Thankfully, health agencies across the country are taking steps to protect Americans from the effects of climate change. According to a new report from the American Public Health Association, state and city public health agencies are successfully using funding from the Centers for Disease Control (CDC) and CDC’s Building Resilience Against Climate Effects (BRACE) framework to identify and protect climate-sensitive people and communities.

Climate and Health Adaptation in Action

The report builds on an earlier review of BRACE grantees by looking at the successes and challenges of nine states: Illinois, Maryland, Massachusetts, New Hampshire, New York, North Carolina, Oregon, Rhode Island, and Wisconsin. Here are some of the takeaways:

  • BRACE grantees are creating cool data tools. Before you can develop a health solution to climate change, you need to understand who could be harmed most. That sounds obvious, but it’s not simple. A community’s vulnerability to climate change depends on its physical location, existing health conditions, and a wide array of demographic, socioeconomic, and cultural factors. To get a better handle on climate vulnerabilities, agencies like the Massachusetts Department of Health are developing mapping tools that allow users to visualize and analyze contributors to climate vulnerability.
 
  • BRACE grantees are learning from one another. Collaboration and information-sharing helps resource-strapped public health officials do more with less. In New Hampshire, for example, staff from the Department of Health and Human Services worked with experts in other New England BRACE states to examine the link between extreme heat and hospitalizations and to develop ways to protect people from heat.
  • Climate adaptation is local—and there’s no one-size-fits-all approach. As the Maryland Department of Health discovered, the concerns and priorities of community members don’t always match the results of scientific analyses. The state is working directly with communities to better meet their needs, including by developing the right communication tools to disseminate information before, during, and after disasters.
  • The funding from CDC is helpful—but it’s a drop in the bucket. Nearly every state cited financial and staff constraints as a barrier to more effective action. In Oregon, for example, “more than a quarter of local health departments within the state reported having only partial-to-minimal ability to identify and prevent environmental health hazards.” And in North Carolina, catastrophic flooding in 2016 from Hurricane Matthew delayed implementation of heat and wildfire interventions in favor of more immediate recovery needs.
Hospital evacuation during Hurricane Matthew
Evacuation of Cape Fear Valley Hospital during Hurricane Matthew, 2016
Credit: U.S. Army National Guard photo by Staff Sgt. Jonathan Shaw, 382nd Public Affairs Detachment, Creative Commons / CC BY 2.0

Are State Climate and Health Adaptation Plans Working?

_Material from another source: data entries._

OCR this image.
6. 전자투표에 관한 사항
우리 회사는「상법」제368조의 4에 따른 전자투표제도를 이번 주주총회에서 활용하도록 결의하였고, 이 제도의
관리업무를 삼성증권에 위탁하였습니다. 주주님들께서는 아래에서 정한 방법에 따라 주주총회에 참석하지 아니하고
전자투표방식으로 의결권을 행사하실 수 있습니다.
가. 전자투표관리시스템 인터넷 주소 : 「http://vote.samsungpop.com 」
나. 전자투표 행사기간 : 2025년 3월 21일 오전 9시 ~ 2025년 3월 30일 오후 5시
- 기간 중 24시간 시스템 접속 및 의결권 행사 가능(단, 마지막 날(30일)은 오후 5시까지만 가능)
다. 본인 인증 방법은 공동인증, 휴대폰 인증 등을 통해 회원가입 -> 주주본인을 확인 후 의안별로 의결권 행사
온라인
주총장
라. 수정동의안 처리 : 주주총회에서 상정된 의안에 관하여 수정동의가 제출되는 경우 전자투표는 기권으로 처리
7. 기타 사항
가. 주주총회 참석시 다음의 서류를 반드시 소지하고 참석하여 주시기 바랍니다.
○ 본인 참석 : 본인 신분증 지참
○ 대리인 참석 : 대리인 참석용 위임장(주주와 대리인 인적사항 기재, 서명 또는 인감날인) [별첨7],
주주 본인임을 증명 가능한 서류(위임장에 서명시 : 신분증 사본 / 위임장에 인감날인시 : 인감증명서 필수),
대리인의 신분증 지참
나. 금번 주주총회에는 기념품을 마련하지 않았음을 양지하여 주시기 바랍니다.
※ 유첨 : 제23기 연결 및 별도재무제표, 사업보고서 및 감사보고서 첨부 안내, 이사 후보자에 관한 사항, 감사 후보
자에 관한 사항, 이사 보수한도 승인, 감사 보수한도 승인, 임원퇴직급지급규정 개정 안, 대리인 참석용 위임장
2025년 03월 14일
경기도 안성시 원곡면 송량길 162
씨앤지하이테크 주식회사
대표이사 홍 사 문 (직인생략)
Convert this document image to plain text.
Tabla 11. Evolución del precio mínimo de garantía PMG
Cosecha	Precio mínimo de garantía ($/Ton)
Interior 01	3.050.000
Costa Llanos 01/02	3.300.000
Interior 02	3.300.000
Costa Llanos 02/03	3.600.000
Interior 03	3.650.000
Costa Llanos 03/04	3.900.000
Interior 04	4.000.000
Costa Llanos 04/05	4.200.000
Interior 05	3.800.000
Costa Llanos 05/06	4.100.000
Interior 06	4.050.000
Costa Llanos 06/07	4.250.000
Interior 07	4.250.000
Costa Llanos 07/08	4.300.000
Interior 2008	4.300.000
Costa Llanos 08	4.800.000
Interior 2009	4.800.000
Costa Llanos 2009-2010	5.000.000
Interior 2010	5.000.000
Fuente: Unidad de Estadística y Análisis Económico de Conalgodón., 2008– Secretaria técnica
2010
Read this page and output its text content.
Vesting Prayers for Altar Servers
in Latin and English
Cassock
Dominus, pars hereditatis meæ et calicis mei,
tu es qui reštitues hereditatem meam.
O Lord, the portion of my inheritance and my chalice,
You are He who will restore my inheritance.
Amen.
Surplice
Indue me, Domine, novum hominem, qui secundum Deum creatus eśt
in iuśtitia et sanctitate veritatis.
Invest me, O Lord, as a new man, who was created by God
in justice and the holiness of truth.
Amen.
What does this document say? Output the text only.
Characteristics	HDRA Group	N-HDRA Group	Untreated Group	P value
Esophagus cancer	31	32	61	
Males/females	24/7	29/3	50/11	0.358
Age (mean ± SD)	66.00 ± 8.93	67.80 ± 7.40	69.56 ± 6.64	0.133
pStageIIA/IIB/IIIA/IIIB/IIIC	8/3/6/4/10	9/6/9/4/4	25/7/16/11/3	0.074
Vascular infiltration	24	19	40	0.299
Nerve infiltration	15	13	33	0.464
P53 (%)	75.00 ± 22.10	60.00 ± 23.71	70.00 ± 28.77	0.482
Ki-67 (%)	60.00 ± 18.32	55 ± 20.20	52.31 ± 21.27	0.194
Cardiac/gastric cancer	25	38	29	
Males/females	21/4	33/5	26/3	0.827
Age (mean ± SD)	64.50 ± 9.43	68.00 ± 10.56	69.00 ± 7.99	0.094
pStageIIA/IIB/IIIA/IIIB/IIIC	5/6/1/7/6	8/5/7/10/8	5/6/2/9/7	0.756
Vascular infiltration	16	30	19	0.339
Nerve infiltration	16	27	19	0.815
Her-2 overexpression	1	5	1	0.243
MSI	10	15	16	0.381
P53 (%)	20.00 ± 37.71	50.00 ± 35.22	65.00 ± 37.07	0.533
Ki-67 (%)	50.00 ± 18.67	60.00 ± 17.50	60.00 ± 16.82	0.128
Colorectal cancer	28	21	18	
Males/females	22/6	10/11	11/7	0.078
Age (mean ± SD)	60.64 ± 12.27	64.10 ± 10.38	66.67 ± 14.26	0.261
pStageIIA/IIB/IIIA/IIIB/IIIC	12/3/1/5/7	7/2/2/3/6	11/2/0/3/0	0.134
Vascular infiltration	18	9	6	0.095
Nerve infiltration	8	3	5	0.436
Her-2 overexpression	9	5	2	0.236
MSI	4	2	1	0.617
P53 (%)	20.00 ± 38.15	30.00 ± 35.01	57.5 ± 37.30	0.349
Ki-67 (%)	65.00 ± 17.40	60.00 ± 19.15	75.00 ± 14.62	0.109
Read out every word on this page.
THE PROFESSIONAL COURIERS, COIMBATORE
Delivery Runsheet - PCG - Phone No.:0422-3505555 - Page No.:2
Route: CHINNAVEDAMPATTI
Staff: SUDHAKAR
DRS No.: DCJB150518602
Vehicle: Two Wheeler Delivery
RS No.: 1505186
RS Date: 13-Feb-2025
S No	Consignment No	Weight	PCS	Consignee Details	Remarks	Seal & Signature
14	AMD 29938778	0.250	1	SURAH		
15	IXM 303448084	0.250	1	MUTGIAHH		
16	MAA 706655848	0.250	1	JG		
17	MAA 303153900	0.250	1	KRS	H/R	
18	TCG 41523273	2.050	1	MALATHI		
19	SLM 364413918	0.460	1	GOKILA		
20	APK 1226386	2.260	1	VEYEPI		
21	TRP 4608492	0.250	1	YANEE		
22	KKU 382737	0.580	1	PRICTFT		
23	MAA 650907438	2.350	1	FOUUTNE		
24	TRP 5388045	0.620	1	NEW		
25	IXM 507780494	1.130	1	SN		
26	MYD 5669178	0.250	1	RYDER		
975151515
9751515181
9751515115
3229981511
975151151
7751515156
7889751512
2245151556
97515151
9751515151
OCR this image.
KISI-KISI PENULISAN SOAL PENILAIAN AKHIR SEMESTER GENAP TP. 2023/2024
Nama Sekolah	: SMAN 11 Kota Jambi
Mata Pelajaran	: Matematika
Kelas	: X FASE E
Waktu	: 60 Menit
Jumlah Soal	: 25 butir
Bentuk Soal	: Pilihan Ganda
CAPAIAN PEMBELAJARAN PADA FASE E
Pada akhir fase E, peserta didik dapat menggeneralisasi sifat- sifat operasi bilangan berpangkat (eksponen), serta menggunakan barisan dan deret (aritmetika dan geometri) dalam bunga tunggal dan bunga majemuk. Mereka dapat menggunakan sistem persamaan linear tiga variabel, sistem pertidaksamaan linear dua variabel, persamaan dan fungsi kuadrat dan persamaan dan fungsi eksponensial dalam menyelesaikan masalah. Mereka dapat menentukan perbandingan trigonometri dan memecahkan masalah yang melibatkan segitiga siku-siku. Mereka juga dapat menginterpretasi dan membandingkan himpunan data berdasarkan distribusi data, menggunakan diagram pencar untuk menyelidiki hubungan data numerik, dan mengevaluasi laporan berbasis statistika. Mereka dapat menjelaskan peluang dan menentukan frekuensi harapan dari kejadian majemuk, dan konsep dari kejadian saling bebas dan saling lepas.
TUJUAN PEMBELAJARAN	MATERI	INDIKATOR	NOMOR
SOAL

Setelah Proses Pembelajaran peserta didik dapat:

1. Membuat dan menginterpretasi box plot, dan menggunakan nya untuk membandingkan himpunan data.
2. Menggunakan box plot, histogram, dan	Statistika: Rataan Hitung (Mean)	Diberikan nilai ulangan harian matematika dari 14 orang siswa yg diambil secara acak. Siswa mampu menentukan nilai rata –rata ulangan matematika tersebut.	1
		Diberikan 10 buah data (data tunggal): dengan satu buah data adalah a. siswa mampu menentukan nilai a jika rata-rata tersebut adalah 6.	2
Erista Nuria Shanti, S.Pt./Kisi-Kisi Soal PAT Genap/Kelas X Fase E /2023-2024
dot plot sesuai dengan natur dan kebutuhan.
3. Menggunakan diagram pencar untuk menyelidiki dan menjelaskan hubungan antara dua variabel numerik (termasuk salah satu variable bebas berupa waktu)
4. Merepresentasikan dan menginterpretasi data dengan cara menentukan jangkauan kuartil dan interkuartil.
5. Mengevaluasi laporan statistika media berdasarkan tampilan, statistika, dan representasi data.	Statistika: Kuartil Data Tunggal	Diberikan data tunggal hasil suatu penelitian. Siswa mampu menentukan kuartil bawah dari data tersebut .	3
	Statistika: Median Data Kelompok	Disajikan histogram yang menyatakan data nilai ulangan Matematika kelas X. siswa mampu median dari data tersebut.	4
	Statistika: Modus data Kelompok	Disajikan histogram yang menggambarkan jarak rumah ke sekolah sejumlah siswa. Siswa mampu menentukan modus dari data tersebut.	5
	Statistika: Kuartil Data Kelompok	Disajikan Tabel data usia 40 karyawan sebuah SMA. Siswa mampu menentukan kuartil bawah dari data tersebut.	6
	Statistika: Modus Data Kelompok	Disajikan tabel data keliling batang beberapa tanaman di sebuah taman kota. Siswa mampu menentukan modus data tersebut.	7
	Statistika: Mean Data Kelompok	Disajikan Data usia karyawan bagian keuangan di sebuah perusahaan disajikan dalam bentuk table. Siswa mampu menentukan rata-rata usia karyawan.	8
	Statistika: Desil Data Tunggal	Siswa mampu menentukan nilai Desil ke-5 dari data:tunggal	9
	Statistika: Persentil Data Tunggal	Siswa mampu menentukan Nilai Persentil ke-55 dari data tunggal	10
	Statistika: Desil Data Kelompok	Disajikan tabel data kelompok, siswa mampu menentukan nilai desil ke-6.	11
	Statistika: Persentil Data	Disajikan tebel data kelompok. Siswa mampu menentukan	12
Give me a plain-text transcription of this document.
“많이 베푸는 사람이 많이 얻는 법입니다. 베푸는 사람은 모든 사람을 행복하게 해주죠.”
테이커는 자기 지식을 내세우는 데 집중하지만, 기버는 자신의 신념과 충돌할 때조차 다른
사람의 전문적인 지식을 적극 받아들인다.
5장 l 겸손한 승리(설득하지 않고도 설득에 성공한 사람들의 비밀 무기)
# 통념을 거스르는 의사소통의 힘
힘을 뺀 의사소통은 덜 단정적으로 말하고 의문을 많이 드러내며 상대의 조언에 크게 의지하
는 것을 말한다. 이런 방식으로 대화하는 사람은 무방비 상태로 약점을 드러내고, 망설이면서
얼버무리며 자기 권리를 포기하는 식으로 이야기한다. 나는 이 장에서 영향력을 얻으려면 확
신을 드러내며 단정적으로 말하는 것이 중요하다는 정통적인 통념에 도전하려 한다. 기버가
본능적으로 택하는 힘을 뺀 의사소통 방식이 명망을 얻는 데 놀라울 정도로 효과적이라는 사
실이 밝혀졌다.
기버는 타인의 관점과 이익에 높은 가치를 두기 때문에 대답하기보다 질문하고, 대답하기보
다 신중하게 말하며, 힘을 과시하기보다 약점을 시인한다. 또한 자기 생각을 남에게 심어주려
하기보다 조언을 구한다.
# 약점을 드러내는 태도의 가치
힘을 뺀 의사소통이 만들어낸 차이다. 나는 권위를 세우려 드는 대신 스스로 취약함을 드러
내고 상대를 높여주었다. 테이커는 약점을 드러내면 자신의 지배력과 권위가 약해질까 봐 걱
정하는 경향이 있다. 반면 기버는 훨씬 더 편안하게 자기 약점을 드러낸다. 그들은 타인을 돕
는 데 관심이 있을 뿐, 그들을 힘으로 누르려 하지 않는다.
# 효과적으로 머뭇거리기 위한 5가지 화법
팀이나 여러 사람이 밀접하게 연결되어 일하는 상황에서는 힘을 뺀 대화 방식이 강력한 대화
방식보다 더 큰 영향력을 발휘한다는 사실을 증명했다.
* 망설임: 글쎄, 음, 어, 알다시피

An important part of any climate and health adaptation plan is evaluation. In other words, are the steps taken by health agencies to protect people from climate change reducing illnesses and deaths? Stay tuned for the answer, as most of the grantees are developing their evaluation plans now.

If the latest release of the Health Security Preparedness Index is any indication, however, the BRACE grantees are fairly prepared for weather disasters, disease outbreaks, and other climate-related and non-climate-related disasters. In 2017, all nine of the states profiled in the APHA report were above the national average in health security preparedness, and seven of the nine states had increased their level of preparedness from the prior year.

Climate change is here and now when it comes to our health. Public health officials have an urgent need to identify vulnerable communities, develop plans and policies to address climate-related health challenges, and evaluate those plans and policies in a timely manner.